Again I still really don't believe that him being a puppet to a larger more powerful organization takes away much immersion.
It's not a question of immersion ; it would still be possible to immerse in a story that would have an ant as MC. Instead it's a question of emotional impact, whatever if it's a positive one or a negative one. Without it, your MC is blunt and present near to no interest.
You can be as critical as you want regarding MCs who are pushed over by life, manipulated by others, and totally oblivious of the their thoughts, them at least, and obviously when they are correctly wrote, trigger a reaction from the player.
Take a game like
Sexbot by example.
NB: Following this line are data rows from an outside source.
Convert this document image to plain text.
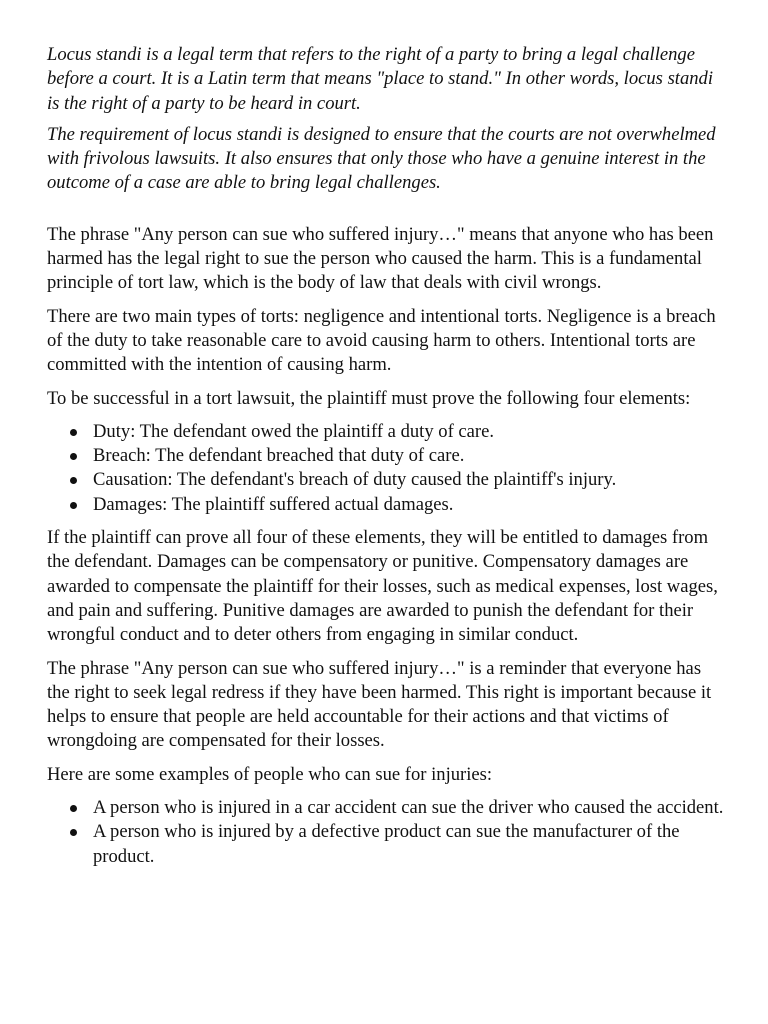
Locus standi is a legal term that refers to the right of a party to bring a legal challenge before a court. It is a Latin term that means "place to stand." In other words, locus standi is the right of a party to be heard in court.

The requirement of locus standi is designed to ensure that the courts are not overwhelmed with frivolous lawsuits. It also ensures that only those who have a genuine interest in the outcome of a case are able to bring legal challenges.

The phrase "Any person can sue who suffered injury…" means that anyone who has been harmed has the legal right to sue the person who caused the harm. This is a fundamental principle of tort law, which is the body of law that deals with civil wrongs.

There are two main types of torts: negligence and intentional torts. Negligence is a breach of the duty to take reasonable care to avoid causing harm to others. Intentional torts are committed with the intention of causing harm.

To be successful in a tort lawsuit, the plaintiff must prove the following four elements:

Duty: The defendant owed the plaintiff a duty of care.
Breach: The defendant breached that duty of care.
Causation: The defendant's breach of duty caused the plaintiff's injury.
Damages: The plaintiff suffered actual damages.

If the plaintiff can prove all four of these elements, they will be entitled to damages from the defendant. Damages can be compensatory or punitive. Compensatory damages are awarded to compensate the plaintiff for their losses, such as medical expenses, lost wages, and pain and suffering. Punitive damages are awarded to punish the defendant for their wrongful conduct and to deter others from engaging in similar conduct.

The phrase "Any person can sue who suffered injury…" is a reminder that everyone has the right to seek legal redress if they have been harmed. This right is important because it helps to ensure that people are held accountable for their actions and that victims of wrongdoing are compensated for their losses.

Here are some examples of people who can sue for injuries:

A person who is injured in a car accident can sue the driver who caused the accident.
A person who is injured by a defective product can sue the manufacturer of the product.
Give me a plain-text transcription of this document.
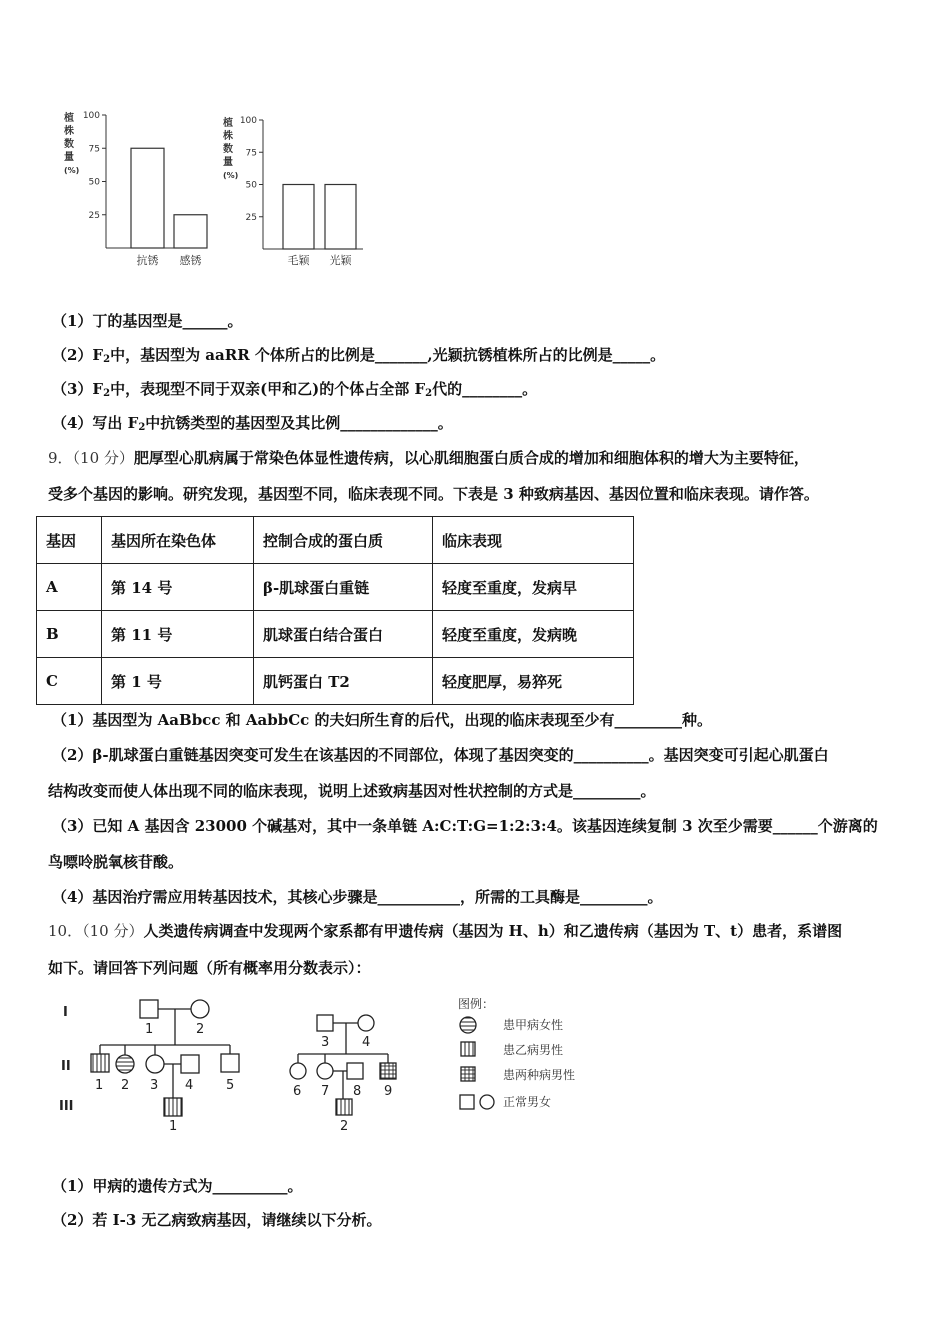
植
株
数
量
(%)
25
50
75
100
抗锈 感锈
植
株
数
量
(%)
25
50
75
100
毛颖 光颖
（1）丁的基因型是______。
$(2)F_2$中，基因型为 aaRR 个体所占的比例是_______,光颖抗锈植株所占的比例是_____。
$(3)F_2$中，表现型不同于双亲(甲和乙)的个体占全部 $F_2$代的________。
（4）写出 $F_2$中抗锈类型的基因型及其比例_____________。
9．（10 分）肥厚型心肌病属于常染色体显性遗传病，以心肌细胞蛋白质合成的增加和细胞体积的增大为主要特征，
受多个基因的影响。研究发现，基因型不同，临床表现不同。下表是 3 种致病基因、基因位置和临床表现。请作答。
基因	基因所在染色体	控制合成的蛋白质	临床表现
A	第 14 号	β-肌球蛋白重链	轻度至重度，发病早
B	第 11 号	肌球蛋白结合蛋白	轻度至重度，发病晚
C	第 1 号	肌钙蛋白 T2	轻度肥厚，易猝死
（1）基因型为 AaBbcc 和 AabbCc 的夫妇所生育的后代，出现的临床表现至少有_________种。
（2）β-肌球蛋白重链基因突变可发生在该基因的不同部位，体现了基因突变的__________。基因突变可引起心肌蛋白
结构改变而使人体出现不同的临床表现，说明上述致病基因对性状控制的方式是_________。
（3）已知 A 基因含 23000 个碱基对，其中一条单链 A:C:T:G=1:2:3:4。该基因连续复制 3 次至少需要______个游离的
鸟嘌呤脱氧核苷酸。
（4）基因治疗需应用转基因技术，其核心步骤是___________，所需的工具酶是_________。
10．（10 分）人类遗传病调查中发现两个家系都有甲遗传病（基因为 H、h）和乙遗传病（基因为 T、t）患者，系谱图
如下。请回答下列问题（所有概率用分数表示）：
I
II
III
1	2
1 2 3 4	5
1
3	4
6 7 8 9
2
图例：
患甲病女性
患乙病男性
患两种病男性
正常男女
（1）甲病的遗传方式为__________。
（2）若 I-3 无乙病致病基因，请继续以下分析。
The MC is the archetype of a looser, from the model used to represent it, to the way he is wrote. Yet he is liked by the players, and the game relatively successful. Whatever if the main emotion from it come from empathy, and therefore if the player will want to improve MC's life, or if it come from a desire to bully him, and therefore the player will make him submit to everyone, including his personal sexbot. It can even just be sympathy ; after all, he's an average Joe who's searching his place in this world.
The same apply for MC who stand on the villain side. They offer an escape from normality, and/or morality. The time of a game, you can express the dark part of yourself, and this can be really enjoyable. And whatever if you hate this MC, hate is an emotion, therefore the writer succeeded.
But your MC, as you define it so far, what emotion will he trigger ? He isn't a real villain since it's not his choice, therefore there's no pleasure to play him that way. And having pity of him for his fate is useless, because there's no way to change this.
A good example would be Kazami Yuuji from Fruit of the Grisaia who is very well liked for providing a new type of more cold hearted and "bad ass," mc. Despite this, he's still very much a puppet or a "dog," to his organization who orders him around but in the end this lack of control adds to his characterization.
There's a big difference between being forced to do something, and being "genetically programmed" to do it. Like there's a difference between the personality you chose to take on, and the one you're forced to follow.
Yes, Kazami is liked for/despite what he is. For some it's because he's a bad ass with a cold heart, for other it's because he turned this way to not broke, and for others it's because he's pitied for his fate. But in the end, he is this way by choice and nothing more. He could have any personality, it would change nothing in his fate. And this is something really important, because it's this small part of freewill that he still own, that make him human and possibly likable.
Freewill, the keyword that offer to a character, even a robot, the possibly to trigger an emotion and to be liked.
Take the Separatist's droids in Star Wars. In the movies they are all extra characters no one care about. But in the Clone Wars series, the basic troopers have the freedom to be total idiots, and suddenly they become one of the most liked character in the series. This while all the others being deprived of this small particularity, stay uninteresting background characters and story fillers.
Freewill is also what your MC is totally deprived of ; at least as you describe it so far. And, while it can works when put into the hands of a good writer, having a main character that is nothing more than a filler is rarely a good idea.